I wish I had left Alberta for good in 1974, not 1994. I went to B.C. a couple of times, but I did not like it there. In retrospect, I should have given it more of a chance.
But in 1994 I had some money. I felt better. I made a cross country Greyhound trip. I found conditions better in Toronto and I lit. You know the story from here.
This autumn, I was attending a forum up at Ryerson. I am not exactly sure what the theme was supposed to be; something about new ideas for social services. I kept trying to get people to talk about Basic Income, without much success.

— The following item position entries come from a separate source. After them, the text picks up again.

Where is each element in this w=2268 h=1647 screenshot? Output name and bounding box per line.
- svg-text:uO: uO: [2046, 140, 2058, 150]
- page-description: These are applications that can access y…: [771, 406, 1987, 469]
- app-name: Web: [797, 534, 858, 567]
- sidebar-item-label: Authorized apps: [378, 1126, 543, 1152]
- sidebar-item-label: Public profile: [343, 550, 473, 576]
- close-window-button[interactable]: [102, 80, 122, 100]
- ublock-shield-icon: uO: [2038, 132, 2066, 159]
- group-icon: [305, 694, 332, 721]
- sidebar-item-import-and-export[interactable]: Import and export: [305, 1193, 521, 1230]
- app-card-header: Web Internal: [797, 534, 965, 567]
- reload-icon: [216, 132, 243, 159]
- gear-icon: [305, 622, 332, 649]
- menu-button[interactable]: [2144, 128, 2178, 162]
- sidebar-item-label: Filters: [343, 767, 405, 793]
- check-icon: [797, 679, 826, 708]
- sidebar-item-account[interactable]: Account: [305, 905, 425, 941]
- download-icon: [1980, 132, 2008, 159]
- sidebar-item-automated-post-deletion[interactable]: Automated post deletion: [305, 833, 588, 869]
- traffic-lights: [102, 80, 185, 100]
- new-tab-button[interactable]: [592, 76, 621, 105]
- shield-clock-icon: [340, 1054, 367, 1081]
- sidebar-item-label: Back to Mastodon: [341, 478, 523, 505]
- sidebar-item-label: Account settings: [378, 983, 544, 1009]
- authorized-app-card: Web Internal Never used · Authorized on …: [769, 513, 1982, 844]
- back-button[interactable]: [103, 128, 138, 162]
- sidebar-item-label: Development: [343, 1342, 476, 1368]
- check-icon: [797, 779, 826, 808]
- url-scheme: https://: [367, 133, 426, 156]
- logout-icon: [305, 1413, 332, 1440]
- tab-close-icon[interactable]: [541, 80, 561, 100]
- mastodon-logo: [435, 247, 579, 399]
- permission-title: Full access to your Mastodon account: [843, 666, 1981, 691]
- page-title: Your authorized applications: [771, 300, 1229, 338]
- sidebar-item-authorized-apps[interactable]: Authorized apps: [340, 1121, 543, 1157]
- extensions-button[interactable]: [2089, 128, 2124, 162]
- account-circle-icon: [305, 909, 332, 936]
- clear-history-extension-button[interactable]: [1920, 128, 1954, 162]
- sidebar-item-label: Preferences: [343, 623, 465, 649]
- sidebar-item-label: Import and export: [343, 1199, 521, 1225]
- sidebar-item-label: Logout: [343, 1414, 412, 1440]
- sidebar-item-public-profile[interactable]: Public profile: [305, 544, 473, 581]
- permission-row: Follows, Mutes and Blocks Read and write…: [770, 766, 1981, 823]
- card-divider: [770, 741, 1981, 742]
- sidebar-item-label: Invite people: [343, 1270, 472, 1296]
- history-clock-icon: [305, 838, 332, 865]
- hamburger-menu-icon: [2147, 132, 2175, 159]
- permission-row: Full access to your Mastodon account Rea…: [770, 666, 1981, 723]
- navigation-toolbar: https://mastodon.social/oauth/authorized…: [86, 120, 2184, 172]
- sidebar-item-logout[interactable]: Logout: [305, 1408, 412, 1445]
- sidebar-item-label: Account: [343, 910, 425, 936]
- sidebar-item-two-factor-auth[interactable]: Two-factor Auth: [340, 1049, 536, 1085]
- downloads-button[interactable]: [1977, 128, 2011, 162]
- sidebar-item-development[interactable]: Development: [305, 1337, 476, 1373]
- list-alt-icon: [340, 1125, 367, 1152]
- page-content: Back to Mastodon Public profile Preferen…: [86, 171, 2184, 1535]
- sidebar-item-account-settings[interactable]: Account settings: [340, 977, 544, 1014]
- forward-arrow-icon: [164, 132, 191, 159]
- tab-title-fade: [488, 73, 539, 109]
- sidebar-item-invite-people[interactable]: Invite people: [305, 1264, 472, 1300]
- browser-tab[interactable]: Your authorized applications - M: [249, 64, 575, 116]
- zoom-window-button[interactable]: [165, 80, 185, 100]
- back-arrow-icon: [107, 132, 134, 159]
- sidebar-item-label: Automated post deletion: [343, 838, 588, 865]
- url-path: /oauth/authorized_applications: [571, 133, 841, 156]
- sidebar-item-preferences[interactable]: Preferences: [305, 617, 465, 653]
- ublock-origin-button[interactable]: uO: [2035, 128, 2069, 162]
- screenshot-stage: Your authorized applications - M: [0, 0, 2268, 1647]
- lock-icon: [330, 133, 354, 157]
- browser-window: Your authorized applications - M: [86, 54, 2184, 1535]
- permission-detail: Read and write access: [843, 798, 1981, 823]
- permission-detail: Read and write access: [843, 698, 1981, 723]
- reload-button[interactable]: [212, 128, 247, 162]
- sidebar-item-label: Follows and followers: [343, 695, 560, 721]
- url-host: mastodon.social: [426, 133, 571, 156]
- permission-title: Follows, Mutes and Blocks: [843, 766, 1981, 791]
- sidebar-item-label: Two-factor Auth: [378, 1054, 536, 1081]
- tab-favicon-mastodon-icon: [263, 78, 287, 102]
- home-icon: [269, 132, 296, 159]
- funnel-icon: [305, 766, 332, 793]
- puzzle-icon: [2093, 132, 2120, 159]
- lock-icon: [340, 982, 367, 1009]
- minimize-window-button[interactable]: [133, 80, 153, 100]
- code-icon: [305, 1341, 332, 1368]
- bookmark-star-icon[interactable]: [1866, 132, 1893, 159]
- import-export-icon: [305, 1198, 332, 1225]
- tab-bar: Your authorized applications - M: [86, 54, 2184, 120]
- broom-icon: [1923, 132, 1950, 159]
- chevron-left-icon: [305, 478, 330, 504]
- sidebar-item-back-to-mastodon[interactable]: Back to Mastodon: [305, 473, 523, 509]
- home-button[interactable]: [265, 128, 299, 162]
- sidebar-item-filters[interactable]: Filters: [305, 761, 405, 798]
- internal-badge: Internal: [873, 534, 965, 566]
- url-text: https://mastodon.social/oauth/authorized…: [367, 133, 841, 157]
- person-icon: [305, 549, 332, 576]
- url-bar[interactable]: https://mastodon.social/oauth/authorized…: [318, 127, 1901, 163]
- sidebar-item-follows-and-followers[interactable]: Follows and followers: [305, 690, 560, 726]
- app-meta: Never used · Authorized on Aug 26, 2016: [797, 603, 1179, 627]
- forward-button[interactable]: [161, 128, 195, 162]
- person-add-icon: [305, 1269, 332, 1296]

But I heard a very interesting speaker from Alberta. She was one of these people who are very good at getting good grades in university and getting scholarships. She worked for the Alberta government for awhile. She had spent a year at Princeton and was then in Toronto working on a PHD. She was only just out of her teens.
She was born and raised in Alberta. She told us that if we wanted to make money, go to Alberta. If we wanted to make a life, go anywhere else in Canada. She had plenty of very good ideas, too much to get into here. I wish I could have talked to her a bit afterwards.
Well, I have something of a life now, here in Toronto. I still have some plans for my life. I think I could easily live to be ninety. I have some time yet, but not endless time.